I came across this solution on Stackoverflow.
PHP Code:<?php
// you must set your own accessible session path atop every page.
session_save_path("/home/some/other/location/"); # SECURITY VIOLATION!!!
session_start();
function session_count() {
$filter = "sess_";
$files = scandir(session_save_path());
$count = 0;
foreach ($files as $file) {
if(strpos($file,$filter)===0) {
$count += 1;
}
}
return $count;
}
echo session_count();
?>
The database way is probably better but I figured I would toss this in here anyways.
could u explain me, how u can believe javascript is able to replace asp.net. i agree, php is easy to pwn due the lack of securiy etc, but asp.net provides a strong oop model with a huge delievered .net lib collection. also asp.net is very fast after compiling and it allows huge projects without much programming time to spend on. basics are might harder, but complex stuff getting easier, i.e. look on the entity framework. now compare this high language model with javascript. doest provide real oop. server sided like node.js it wont rule just cuz it will be slow.
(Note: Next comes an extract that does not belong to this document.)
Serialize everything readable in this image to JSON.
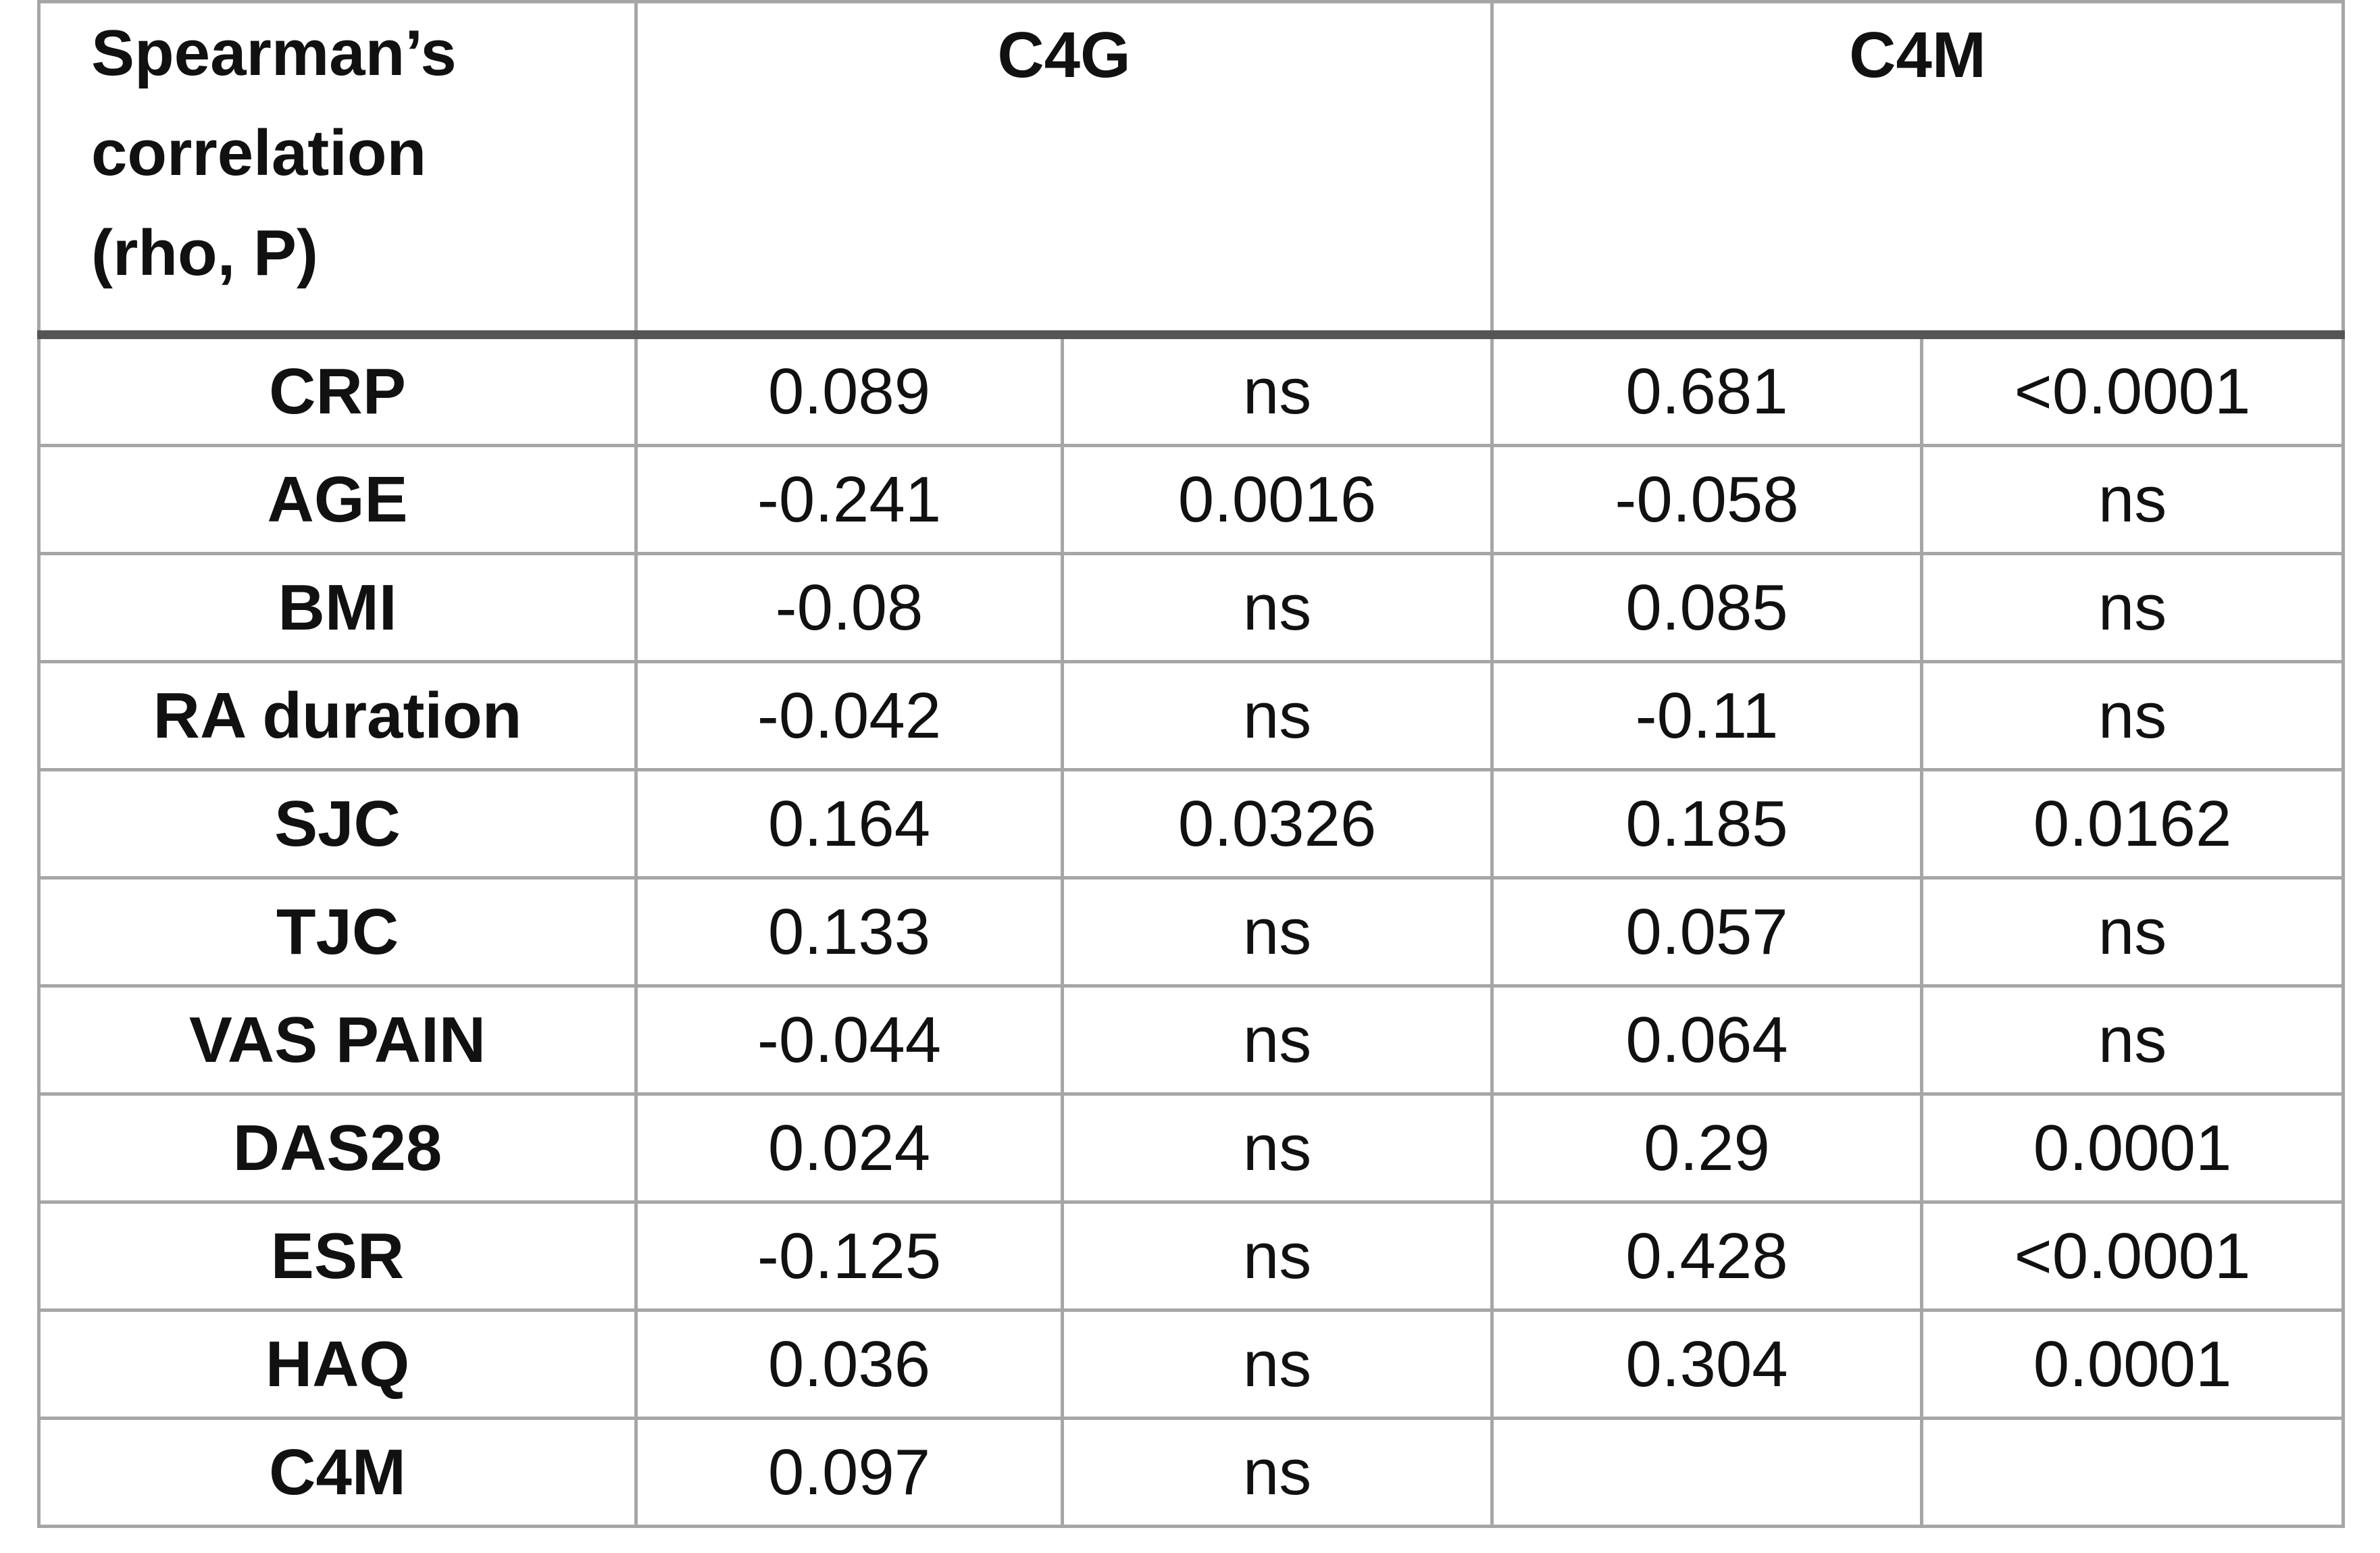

Node.js is simple, and performance is becoming less and less important especially for smaller websites. Any website getting less than 1000 requests per second could run easily on node.js(in almost all cases) from what I've seen. The other issue with ASP.NET is scalability, considering how easy it is to scale a node.js application in comparison. Also note that LinkedIn serves over a billion requests per month with node.js, which is a pretty strong number.
i agree node.js is pretty simple, such as php, node.js is even safer than php which is a good point. for smaller websites node.js could really become a leading tool within next years. im not facing smaller websites at all, however. to say node.js could replace asp.net u drop into a clanger. asp.net has no issue with scalability nor performance, its all about how u go for it.
believe me im familar with the asp.net system and its optimal for web development. sure are some cons when im looking on the freedom to edit html and bring in variables or reading out them from controls. however, this is just a hidden lie, cuz asp.net provides own possibilities to do anything (its completly different and hard to compare with other languages, its a high system not a script system). many ppl call it the wrong way microsoft goes, cuz its a system which is build by itself and i felt like i was in a programming jail when i skipped from php to asp. now when i understand the system, life cycle, behaviors, web control inflection to html controls, c# at all, etc. i see the high pros of this system. to build something small on a correct way takes longer, but to expand the "small" (no matter how big it really is) never takes insane long if u do it right. without three tier logic u wont success, but with it u will overview your code so easily and maintain it faster than any language can provide you.